Afwijzing als kennelijk ongegrond
6. De rechtbank is van oordeel dat verweerder de aanvraag van eiser als kennelijk ongegrond heeft kunnen afwijzen, omdat eiser Nederland op 12 januari 2020 onrechtmatig is binnengekomen, zijn verblijf op onrechtmatige wijze heeft verlengd en zonder gegronde reden niet zo snel mogelijk na binnenkomst maar pas op 9 maart 2021 asiel heeft gevraagd. In ieder geval had hij na het opleggen van een terugkeerbesluit op 27 augustus 2020 asiel moeten aanvragen. De stelling dat eiser niet wist dat hij in Nederland asiel kon vragen, geeft geen aanleiding voor een ander oordeel. Bovendien heeft eiser in zijn gronden van beroep tegen het aan hem opgelegde terugkeerbesluit van 27 augustus 2020 al kenbaar gemaakt in Nederland asiel te willen vragen, zodat hij vanaf dat moment in ieder geval op de hoogte was van de mogelijkheid asiel aan te vragen. Voor het vervolgens nog vijf maanden wachten alvorens een asielaanvraag te doen, ontbreekt een goede verklaring. De stelling van eiser dat hij zich niet eerder heeft gemeld omdat hij het moeilijk vindt om over zijn geaardheid te verklaren, maakt het voorgaande ook niet anders. Dat dit voor eiser lastig is en dat dit onderwerp voor hem taboe is, doet er niet aan af dat van een vreemdeling desondanks mag worden verwacht dat hij zich zo spoedig mogelijk bij de autoriteiten meldt om asiel te vragen.
Inreisverbod
7. Nu eiser geen gevolg heeft gegeven aan het aan hem op 27 augustus 2020 opgelegde terugkeerbesluit en de vertrektermijn inmiddels is verlopen, heeft verweerder een inreisverbod tegen eiser mogen uitvaardigen. [4] Nu eiser in bezwaar geen bijzondere individuele omstandigheden tegen de oplegging van het inreisverbod heeft aangevoerd, heeft verweerder geen aanleiding hoeven zien om af te zien van het opleggen van het inreisverbod dan wel om de duur van het inreisverbod te verkorten. Gelet op het voorgaande, is de rechtbank van oordeel dat verweerder een inreisverbod voor de duur van twee jaar heeft kunnen opleggen.
Conclusie
8. Het beroep is ongegrond.
9. Voor een proceskostenveroordeling bestaat geen aanleiding.

Beslissing

De rechtbank verklaart het beroep ongegrond.
Deze uitspraak is gedaan door mr. P.M. de Keuning, rechter, in aanwezigheid van
mr.
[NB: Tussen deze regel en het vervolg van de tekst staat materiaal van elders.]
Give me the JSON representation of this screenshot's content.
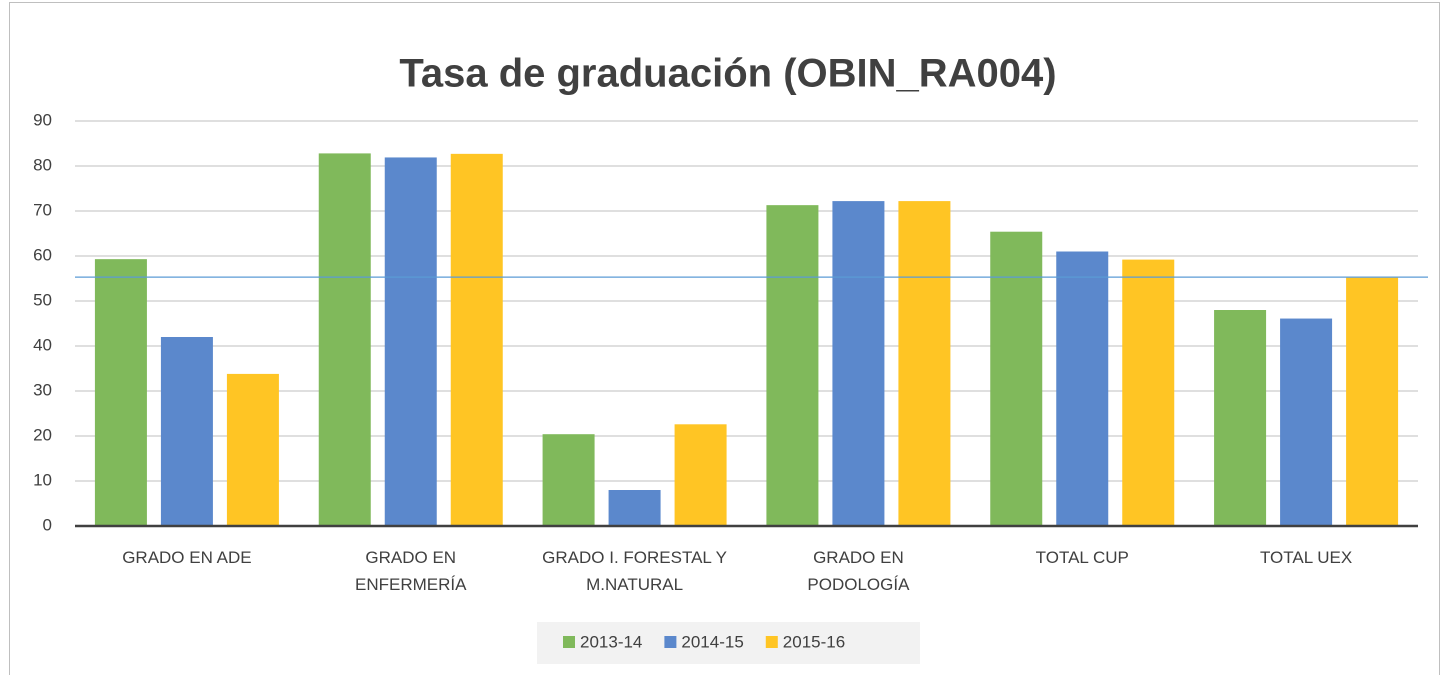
{
  "chart_data": {
    "type": "bar",
    "title": "Tasa de graduación (OBIN_RA004)",
    "categories": [
      "GRADO EN ADE",
      "GRADO EN\nENFERMERÍA",
      "GRADO I. FORESTAL Y\nM.NATURAL",
      "GRADO EN\nPODOLOGÍA",
      "TOTAL CUP",
      "TOTAL UEX"
    ],
    "series": [
      {
        "name": "2013-14",
        "color": "#80b95b",
        "values": [
          59.3,
          82.8,
          20.4,
          71.3,
          65.4,
          48
        ]
      },
      {
        "name": "2014-15",
        "color": "#5b88cc",
        "values": [
          42,
          81.9,
          8,
          72.2,
          61,
          46.1
        ]
      },
      {
        "name": "2015-16",
        "color": "#ffc524",
        "values": [
          33.8,
          82.7,
          22.6,
          72.2,
          59.2,
          55.2
        ]
      }
    ],
    "ylim": [
      0,
      90
    ],
    "yticks": [
      0,
      10,
      20,
      30,
      40,
      50,
      60,
      70,
      80,
      90
    ],
    "grid": true,
    "reference_line": {
      "value": 55.3,
      "color": "#5b9bd5"
    },
    "legend": "bottom"
  }
}
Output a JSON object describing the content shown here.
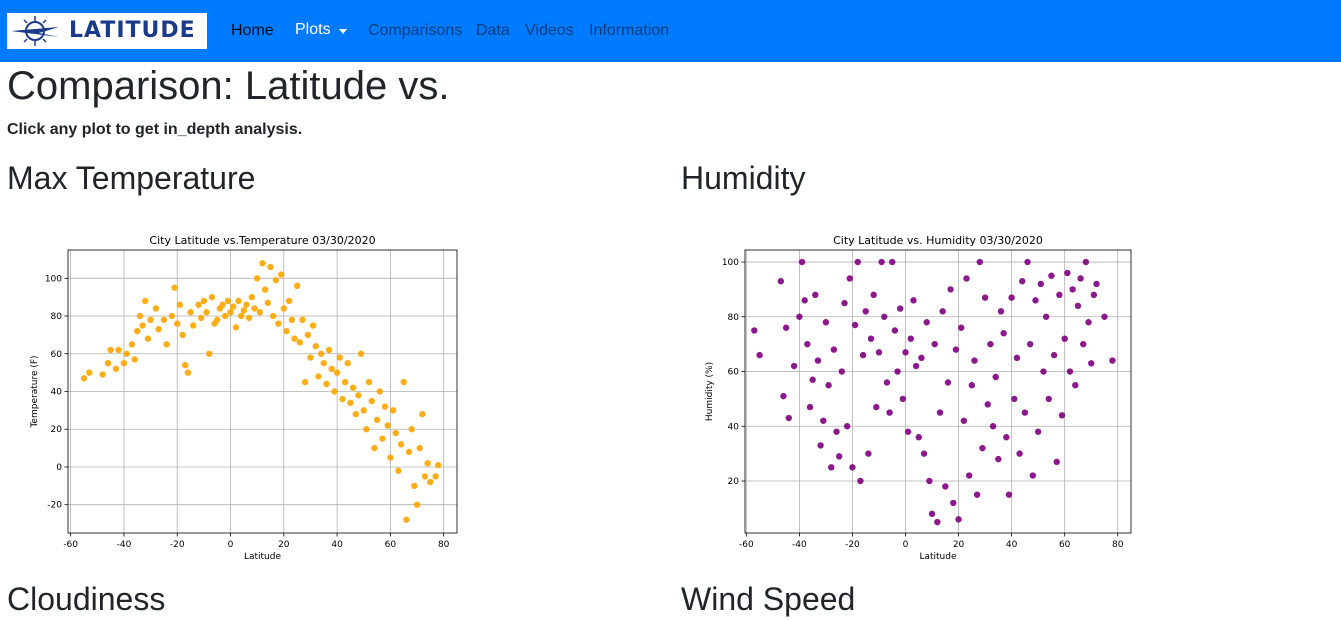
{
  "navbar": {
    "brand": "LATITUDE",
    "links": [
      "Home",
      "Plots",
      "Comparisons",
      "Data",
      "Videos",
      "Information"
    ]
  },
  "heading": "Comparison: Latitude vs.",
  "instruction": "Click any plot to get in_depth analysis.",
  "sections": [
    "Max Temperature",
    "Humidity",
    "Cloudiness",
    "Wind Speed"
  ],
  "chart_data": [
    {
      "type": "scatter",
      "title": "City Latitude vs.Temperature 03/30/2020",
      "x_label": "Latitude",
      "y_label": "Temperature (F)",
      "color": "#ffa500",
      "grid": true,
      "xlim": [
        -61,
        85
      ],
      "ylim": [
        -35,
        115
      ],
      "xticks": [
        -60,
        -40,
        -20,
        0,
        20,
        40,
        60,
        80
      ],
      "yticks": [
        -20,
        0,
        20,
        40,
        60,
        80,
        100
      ],
      "x": [
        -55,
        -53,
        -48,
        -46,
        -45,
        -43,
        -42,
        -40,
        -39,
        -37,
        -36,
        -35,
        -34,
        -33,
        -32,
        -31,
        -30,
        -28,
        -27,
        -25,
        -24,
        -22,
        -21,
        -20,
        -19,
        -18,
        -17,
        -16,
        -15,
        -14,
        -12,
        -11,
        -10,
        -9,
        -8,
        -7,
        -6,
        -5,
        -4,
        -3,
        -2,
        -1,
        0,
        1,
        2,
        3,
        4,
        5,
        6,
        7,
        8,
        9,
        10,
        11,
        12,
        13,
        14,
        15,
        16,
        17,
        18,
        19,
        20,
        21,
        22,
        23,
        24,
        25,
        26,
        27,
        28,
        29,
        30,
        31,
        32,
        33,
        34,
        35,
        36,
        37,
        38,
        39,
        40,
        41,
        42,
        43,
        44,
        45,
        46,
        47,
        48,
        49,
        50,
        51,
        52,
        53,
        54,
        55,
        56,
        57,
        58,
        59,
        60,
        61,
        62,
        63,
        64,
        65,
        66,
        67,
        68,
        69,
        70,
        71,
        72,
        73,
        74,
        75,
        77,
        78
      ],
      "y": [
        47,
        50,
        49,
        55,
        62,
        52,
        62,
        55,
        60,
        65,
        57,
        72,
        80,
        75,
        88,
        68,
        78,
        84,
        73,
        78,
        65,
        80,
        95,
        76,
        86,
        70,
        54,
        50,
        82,
        75,
        86,
        79,
        88,
        82,
        60,
        90,
        76,
        78,
        84,
        86,
        80,
        88,
        82,
        85,
        74,
        88,
        80,
        83,
        86,
        79,
        90,
        84,
        100,
        82,
        108,
        94,
        87,
        106,
        80,
        99,
        76,
        102,
        84,
        72,
        88,
        78,
        68,
        96,
        66,
        78,
        45,
        70,
        58,
        75,
        64,
        48,
        60,
        55,
        44,
        62,
        52,
        40,
        50,
        58,
        36,
        45,
        55,
        34,
        42,
        28,
        38,
        60,
        30,
        20,
        45,
        35,
        10,
        25,
        40,
        15,
        32,
        22,
        5,
        30,
        18,
        -2,
        12,
        45,
        -28,
        8,
        20,
        -10,
        -20,
        10,
        28,
        -5,
        2,
        -8,
        -5,
        1
      ]
    },
    {
      "type": "scatter",
      "title": "City Latitude vs. Humidity 03/30/2020",
      "x_label": "Latitude",
      "y_label": "Humidity (%)",
      "color": "#800080",
      "grid": true,
      "xlim": [
        -60.5,
        85
      ],
      "ylim": [
        1,
        104.4
      ],
      "xticks": [
        -60,
        -40,
        -20,
        0,
        20,
        40,
        60,
        80
      ],
      "yticks": [
        20,
        40,
        60,
        80,
        100
      ],
      "x": [
        -57,
        -55,
        -47,
        -46,
        -45,
        -44,
        -42,
        -40,
        -39,
        -38,
        -37,
        -36,
        -35,
        -34,
        -33,
        -32,
        -31,
        -30,
        -29,
        -28,
        -27,
        -26,
        -25,
        -24,
        -23,
        -22,
        -21,
        -20,
        -19,
        -18,
        -17,
        -16,
        -15,
        -14,
        -13,
        -12,
        -11,
        -10,
        -9,
        -8,
        -7,
        -6,
        -5,
        -4,
        -3,
        -2,
        -1,
        0,
        1,
        2,
        3,
        4,
        5,
        6,
        7,
        8,
        9,
        10,
        11,
        12,
        13,
        14,
        15,
        16,
        17,
        18,
        19,
        20,
        21,
        22,
        23,
        24,
        25,
        26,
        27,
        28,
        29,
        30,
        31,
        32,
        33,
        34,
        35,
        36,
        37,
        38,
        39,
        40,
        41,
        42,
        43,
        44,
        45,
        46,
        47,
        48,
        49,
        50,
        51,
        52,
        53,
        54,
        55,
        56,
        57,
        58,
        59,
        60,
        61,
        62,
        63,
        64,
        65,
        66,
        67,
        68,
        69,
        70,
        71,
        72,
        75,
        78
      ],
      "y": [
        75,
        66,
        93,
        51,
        76,
        43,
        62,
        80,
        100,
        86,
        70,
        47,
        57,
        88,
        64,
        33,
        42,
        78,
        55,
        25,
        68,
        38,
        29,
        60,
        85,
        40,
        94,
        25,
        77,
        100,
        20,
        66,
        82,
        30,
        72,
        88,
        47,
        67,
        100,
        80,
        56,
        45,
        100,
        75,
        60,
        83,
        50,
        67,
        38,
        72,
        86,
        62,
        36,
        65,
        30,
        78,
        20,
        8,
        70,
        5,
        45,
        82,
        18,
        56,
        90,
        12,
        68,
        6,
        76,
        42,
        94,
        22,
        55,
        64,
        15,
        100,
        32,
        87,
        48,
        70,
        40,
        58,
        28,
        82,
        74,
        36,
        15,
        87,
        50,
        65,
        30,
        93,
        45,
        100,
        70,
        22,
        86,
        38,
        92,
        60,
        80,
        50,
        95,
        66,
        27,
        88,
        44,
        72,
        96,
        60,
        90,
        55,
        84,
        94,
        70,
        100,
        78,
        63,
        88,
        92,
        80,
        64
      ]
    }
  ]
}
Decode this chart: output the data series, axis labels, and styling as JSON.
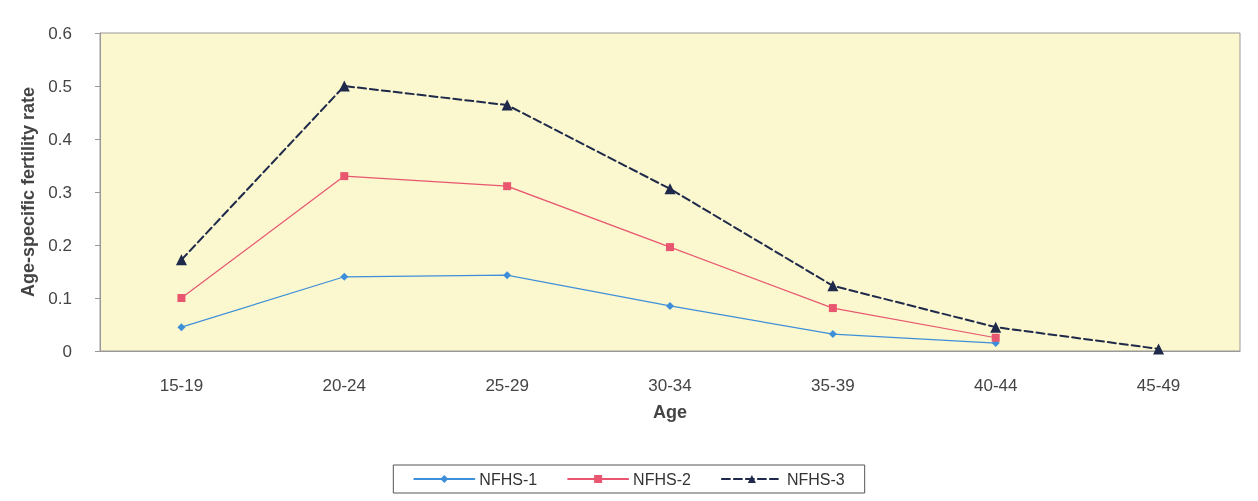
{
  "chart_data": {
    "type": "line",
    "xlabel": "Age",
    "ylabel": "Age-specific fertility rate",
    "categories": [
      "15-19",
      "20-24",
      "25-29",
      "30-34",
      "35-39",
      "40-44",
      "45-49"
    ],
    "series": [
      {
        "name": "NFHS-1",
        "color": "#3e8fd9",
        "marker": "diamond",
        "line_style": "solid",
        "values": [
          0.045,
          0.14,
          0.143,
          0.085,
          0.032,
          0.015,
          null
        ]
      },
      {
        "name": "NFHS-2",
        "color": "#e8566f",
        "marker": "square",
        "line_style": "solid",
        "values": [
          0.1,
          0.33,
          0.311,
          0.196,
          0.081,
          0.025,
          null
        ]
      },
      {
        "name": "NFHS-3",
        "color": "#1f2a4a",
        "marker": "triangle",
        "line_style": "dashed",
        "values": [
          0.172,
          0.5,
          0.464,
          0.306,
          0.123,
          0.045,
          0.004
        ]
      }
    ],
    "ylim": [
      0,
      0.6
    ],
    "yticks": [
      0,
      0.1,
      0.2,
      0.3,
      0.4,
      0.5,
      0.6
    ],
    "grid": false,
    "legend": "bottom"
  }
}
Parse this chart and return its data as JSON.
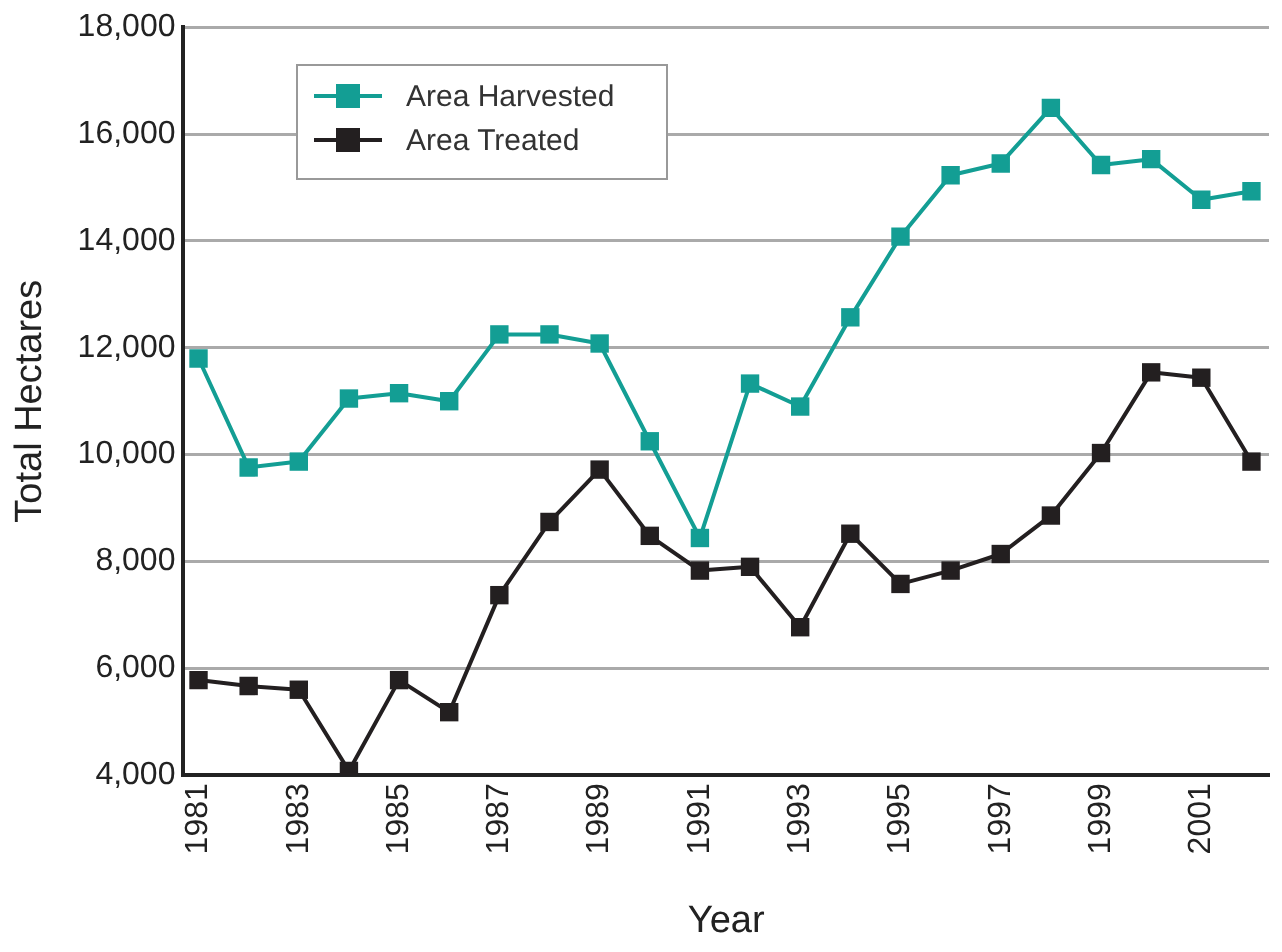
{
  "chart_data": {
    "type": "line",
    "xlabel": "Year",
    "ylabel": "Total Hectares",
    "x": [
      1981,
      1982,
      1983,
      1984,
      1985,
      1986,
      1987,
      1988,
      1989,
      1990,
      1991,
      1992,
      1993,
      1994,
      1995,
      1996,
      1997,
      1998,
      1999,
      2000,
      2001,
      2002
    ],
    "series": [
      {
        "name": "Area Harvested",
        "color": "#139e94",
        "values": [
          11800,
          9760,
          9870,
          11050,
          11150,
          11000,
          12250,
          12250,
          12080,
          10250,
          8440,
          11330,
          10900,
          12570,
          14080,
          15230,
          15450,
          16490,
          15420,
          15530,
          14770,
          14930
        ]
      },
      {
        "name": "Area Treated",
        "color": "#231f20",
        "values": [
          5780,
          5670,
          5600,
          4080,
          5780,
          5180,
          7370,
          8740,
          9720,
          8480,
          7830,
          7900,
          6770,
          8520,
          7580,
          7830,
          8140,
          8860,
          10030,
          11540,
          11440,
          9870
        ]
      }
    ],
    "xlim": [
      1980.7,
      2002.35
    ],
    "xticks": [
      1981,
      1983,
      1985,
      1987,
      1989,
      1991,
      1993,
      1995,
      1997,
      1999,
      2001
    ],
    "ylim": [
      4000,
      18000
    ],
    "yticks": [
      {
        "value": 4000,
        "label": "4,000"
      },
      {
        "value": 6000,
        "label": "6,000"
      },
      {
        "value": 8000,
        "label": "8,000"
      },
      {
        "value": 10000,
        "label": "10,000"
      },
      {
        "value": 12000,
        "label": "12,000"
      },
      {
        "value": 14000,
        "label": "14,000"
      },
      {
        "value": 16000,
        "label": "16,000"
      },
      {
        "value": 18000,
        "label": "18,000"
      }
    ],
    "grid": "y",
    "legend": "top left",
    "marker": "square",
    "line_style": "solid"
  }
}
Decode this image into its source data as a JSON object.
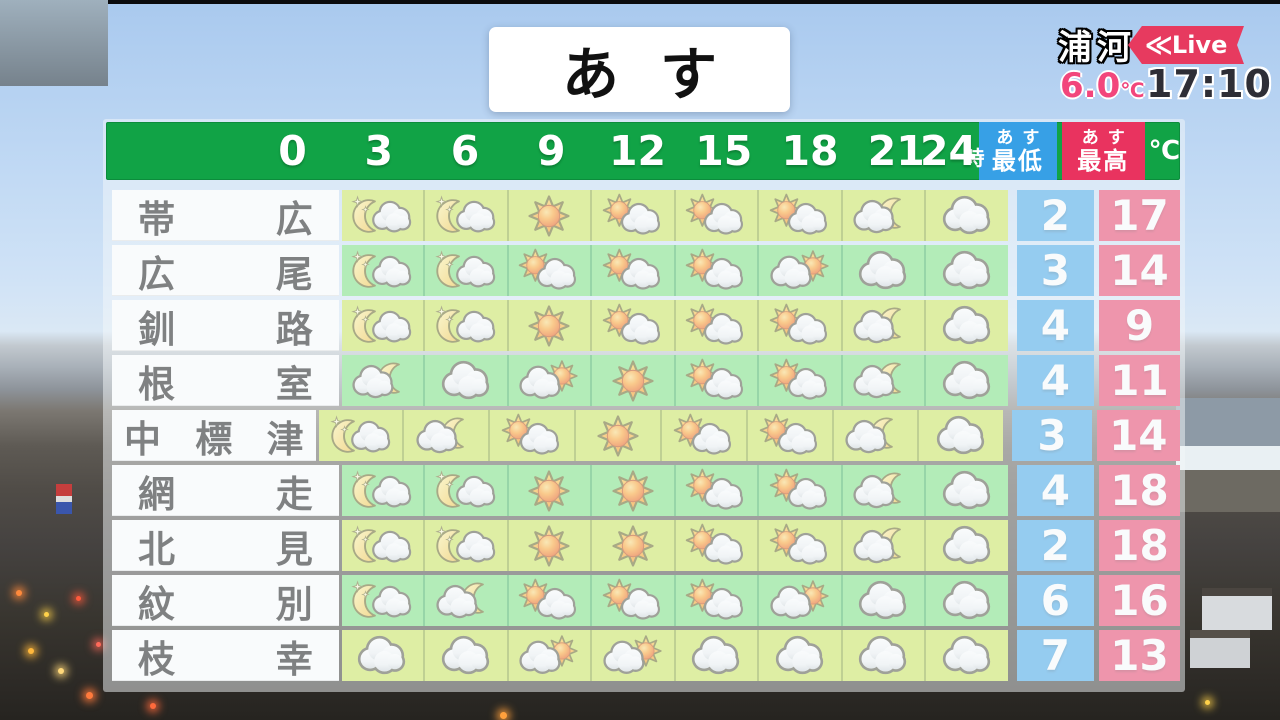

J.C. de Grauw, griffier.
De uitspraak is uitgesproken in het openbaar en bekendgemaakt op:
Rechtsmiddel
Tegen deze uitspraak kan hoger beroep worden ingesteld bij de Afdeling bestuursrechtspraak van de Raad van State binnen één week na de dag van bekendmaking. Als hoger beroep is ingesteld, kan bij de voorzieningenrechter van de hogerberoepsrechter worden verzocht om het treffen van een voorlopige voorziening.

Voetnoten

1.Vreemdelingenwet 2000.
2.Op grond van artikel 30b, eerste lid, aanhef en onder h, van de Vw 2000.
3.In de zin van het Verdrag van Genève betreffende de status van vluchtelingen van 1951 (Trb. 1954, 88), zoals gewijzigd bij Protocol van New York van 1967 (Trb. 1967, 76).
4.Op grond van artikel 66a, eerste lid, aanhef en onder b, van de Vw 2000.